= Rajaram Painginkar =

Indian social reformer

Rajaram Rangaji Painginkar was an Indian social reformer, industrialist, and classical musician from Goa. He is noted for his significant contributions to the social upliftment of the Gomantak Maratha Samaj and his involvement in religious and educational reforms.

== Early life and education ==
Rajaram Rangaji Painginkar was born in the village of Poinguinim in the Canacona taluka of Goa into a family belonging to the Gomantak Maratha Samaj. He began his schooling in Painginim at the age of eight and later completed his primary education in Loliem.

In 1906, Painginkar moved to Bombay, where he sought classical musical training. He formally became a disciple of Raghunathji Mashelkar, under whom he studied the tabla. To support himself and his family, he worked as a professional tabla accompanist. During this period, he developed a deep interest in reading historical literature. This passion led him to establish the "Dattaprasad Vachan Mandir," a reading room and library for local youth.

== Social reform and activism ==
Painginkar's career as a social reformer was influenced by the writings of Hirabai Nageshkar and Dada Vaidya, which focused on social issues and the status of women. Inspired to act against social injustices, he sought the guidance of Gopalmama Jambavlikar and, in 1910, initiated movements against practices such as the Veshya (prostitution) system and religious rituals associated with caste-based exploitation.

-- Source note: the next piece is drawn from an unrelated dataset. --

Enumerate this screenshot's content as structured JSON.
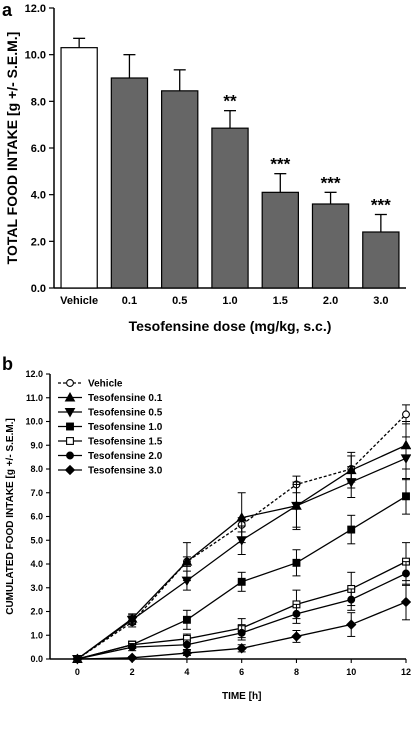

He worked to unite various sub-castes, including the Naik, Bande, Farjat, Devali, Bhavin, and Perni, to form a cohesive social identity. His reform efforts included:
- Promoting the education of children from marginalized backgrounds.
- Abolishing the dowry system.
- Facilitating the marriage of women who wished to leave the traditional systems and lead settled lives.
- Organizing widow remarriages.
Painginkar established his base in Mumbai to further the cause of the Gomantak Maratha Samaj. He received support from various community members and leaders, including Parshuram Kakodkar, Sitaram Painginkar, and Dr. Laxmanrao Dharwadkar. Journalists such as Dr. Shirgaonkar (editor of Prabhat) and Hegde Desai (editor of Bharat) also aided his movement by publishing articles to raise social awareness.

In February 1921, he organized a public Satyanarayan Puja in Painginim, an event that became widely discussed for its aim to break caste-based barriers and promote social equality.

== Institutional work and later years ==
From 1925 to 1932, Painginkar was actively involved with the "Pragatik Maratha Samaj" and the "Portuguese Shikshan Prasarak Maratha Samaj". In 1929, he organized a community parishad (conference) in Shiroda, presided over by Ramchandra N. Velingkar. This era saw the official naming of the "Gomantak Maratha Samaj" organization.

He dedicated 58 years of his life to these social movements. Under the auspices of the Samaj, he started boarding houses for students. His legacy is commemorated by the naming of the central hall in the Gomantak Maratha Samaj building in Panaji after him.

At the age of 80, Painginkar authored his autobiography titled Mi Kon? (Who Am I?), written in Marathi. The book is noted for its honesty and detail, and he used the proceeds from its sale to fund student welfare. Critics and historians view his life as a blend of social reform and industrial success that significantly impacted Goan society.

Anjali Arondekar writes about Painginkar and the work he did to protect his community in the 2023 book, Abundance: Sexuality's History.